Although Poland is unincorporated, it has a post office, with the ZIP code of 47868. The Poland post office was established in 1846. The zip code of 47868 has segments in three counties (Clay, Owen, and Putnam). Poland, Indiana is also in Owen County. The 47868 ZIP Code is centered in Owen County at latitude 39.451 and longitude -86.975. It is a standard type ZIP Code. Owen County is in the Eastern Time Zone (UTC -5 hours) and observes daylight saving time. ZIP Code Tabulation Area (ZCTA) 47868 has a land area of 58.11 sq. miles and a water area of 1.64 sq. miles for Census 2000.

==Demographics==
The United States Census Bureau defined Pleasantville as a census designated place in the 2022 American Community Survey.

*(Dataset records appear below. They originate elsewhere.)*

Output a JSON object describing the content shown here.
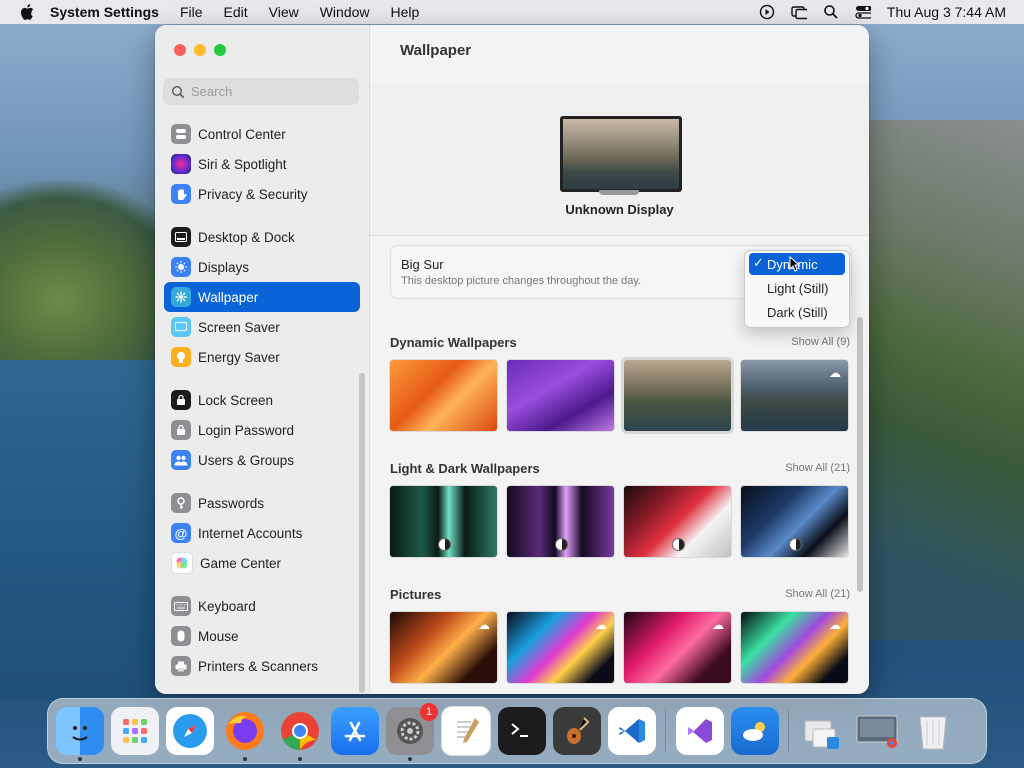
{
  "menubar": {
    "app_name": "System Settings",
    "items": [
      "File",
      "Edit",
      "View",
      "Window",
      "Help"
    ],
    "clock": "Thu Aug 3  7:44 AM"
  },
  "sidebar": {
    "search_placeholder": "Search",
    "items": [
      {
        "label": "Control Center",
        "icon": "control-center-icon",
        "color": "#8e8e93"
      },
      {
        "label": "Siri & Spotlight",
        "icon": "siri-icon",
        "color": "#7b3ad6"
      },
      {
        "label": "Privacy & Security",
        "icon": "hand-icon",
        "color": "#3d82f6"
      },
      {
        "label": "Desktop & Dock",
        "icon": "dock-icon",
        "color": "#1c1c1e"
      },
      {
        "label": "Displays",
        "icon": "sun-icon",
        "color": "#3b82f6"
      },
      {
        "label": "Wallpaper",
        "icon": "wallpaper-icon",
        "color": "#34aadc"
      },
      {
        "label": "Screen Saver",
        "icon": "screen-saver-icon",
        "color": "#5ac8fa"
      },
      {
        "label": "Energy Saver",
        "icon": "bulb-icon",
        "color": "#ffb020"
      },
      {
        "label": "Lock Screen",
        "icon": "lock-icon",
        "color": "#1c1c1e"
      },
      {
        "label": "Login Password",
        "icon": "password-lock-icon",
        "color": "#8e8e93"
      },
      {
        "label": "Users & Groups",
        "icon": "users-icon",
        "color": "#3b82f6"
      },
      {
        "label": "Passwords",
        "icon": "key-icon",
        "color": "#8e8e93"
      },
      {
        "label": "Internet Accounts",
        "icon": "at-icon",
        "color": "#3b82f6"
      },
      {
        "label": "Game Center",
        "icon": "game-center-icon",
        "color": "#ffffff"
      },
      {
        "label": "Keyboard",
        "icon": "keyboard-icon",
        "color": "#8e8e93"
      },
      {
        "label": "Mouse",
        "icon": "mouse-icon",
        "color": "#8e8e93"
      },
      {
        "label": "Printers & Scanners",
        "icon": "printer-icon",
        "color": "#8e8e93"
      }
    ]
  },
  "main": {
    "title": "Wallpaper",
    "display_name": "Unknown Display",
    "current": {
      "name": "Big Sur",
      "description": "This desktop picture changes throughout the day."
    },
    "popup": {
      "options": [
        "Dynamic",
        "Light (Still)",
        "Dark (Still)"
      ],
      "selected": "Dynamic",
      "check": "✓"
    },
    "sections": [
      {
        "title": "Dynamic Wallpapers",
        "show_all": "Show All (9)"
      },
      {
        "title": "Light & Dark Wallpapers",
        "show_all": "Show All (21)"
      },
      {
        "title": "Pictures",
        "show_all": "Show All (21)"
      }
    ]
  },
  "dock": {
    "apps": [
      "Finder",
      "Launchpad",
      "Safari",
      "Firefox",
      "Chrome",
      "App Store",
      "System Settings",
      "TextEdit",
      "Terminal",
      "Instruments",
      "VS Code",
      "Visual Studio",
      "Weather",
      "Folder Stack",
      "Screenshots",
      "Trash"
    ],
    "settings_badge": "1"
  },
  "colors": {
    "accent": "#0a64d8"
  }
}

The community is part of the Terre Haute Metropolitan Statistical Area. The zip code 47868 is a rural community with 3,111 people as of the 2000 census, 47.6 persons per square mile.

==History==
The first blacksmith shop in Poland, Indiana was owned by James A Poland, the year was 1839. In 1841 J.B. Nees conceived the idea of starting a town and with conversing with the 3 other land owners all agreed to set aside land, and Poland was born.

==Legend==

In 2008, Poland was thrust into the limelight as the birthplace of a modern-day Noah's ark. The late Tom West, 71, and his wife of 52 years, Marsha, started building a 57 ft long, 33-ton stainless steel sailboat on an old tennis court next to his house. "I know I'm not nuts but it's a big undertaking," West has been quoted as saying. Tom is a former tennis coach and farmer with several college degrees, including one in astrophysics. The interior of the boat is 6.5 ft tall, and about 600 sqft, or about the size of a small apartment. West plans to build a full kitchen, sleeping quarters for 12 people, two bathrooms, a lounge and a navigation center. West has built the boat especially to resist attack by pirates. There are steel doors with locking mechanisms to assure protection. After completion, Tom and Marsha plan to launch the boat in Kentucky Lake, then take the Tombigbee waterway to the Gulf of Mexico, then on to see the world.

In 2001, Faith was launched in Cincinnati where she sailed down several rivers and channels to Mobile Bay in Alabama where she entered the Gulf. Tom and Marsha lived on Faith for seven years while he continued making interior improvements.

==Education==
Patricksburg Elementary, Owen Valley Middle, Cloverdale High School.

Cloverdale High School is a public high school in Cloverdale. The principal of Cloverdale High School is Mr Sonny Stoltz. 408 students attend Cloverdale High School and are mostly White, non-Hispanic; Multiracial; and Hispanic. 100% of the Cloverdale High School students have limited English proficiency. 53% of the 408 students here have subsidized lunches. The student to teacher ratio at Cloverdale High School is 14:1. South Putnam High School is one of the nearest high schools.

Owen County Library OCPL has served Owen County for over 100 years.

==Owen County Government==
Owen County Government was established by an act of the Indiana Legislature, 1818–1819, but was being settled as early as 1816. Indiana became a state in 1816, and was settled from the bottom up by land-hungry, adamantly independent Scotch-Irish, German and English folk with Appalachian frontier roots, including veterans of the American Revolution and the War of 1812. Comrades of Kentuckian Abraham Owen, who died in the Battle of Tippecanoe, named the county in his honor.

==Recreation==
The Long House Lodge is a 9,000 square foot facility that opens up to a 50-acre private lake through a large, inviting porch. The lodge includes a large kitchen, dance floor, game room with a pool table, ping pong and fooseball. Outside the lodge is a large meadow that can be used for outdoor activities, and a large dock on the lake that could be used for a ceremony.

In 1952, Cagles Mill Lake was built as Indiana's first flood control reservoir, protecting the Eel and White river watersheds. Mill Creek feeds the 1,400-acre lake and is home to beautiful Cataract Falls. These falls resulted from two pre-glacial bedrock ridges buried beneath ancient lake sediments of the Illinoisan glacial period.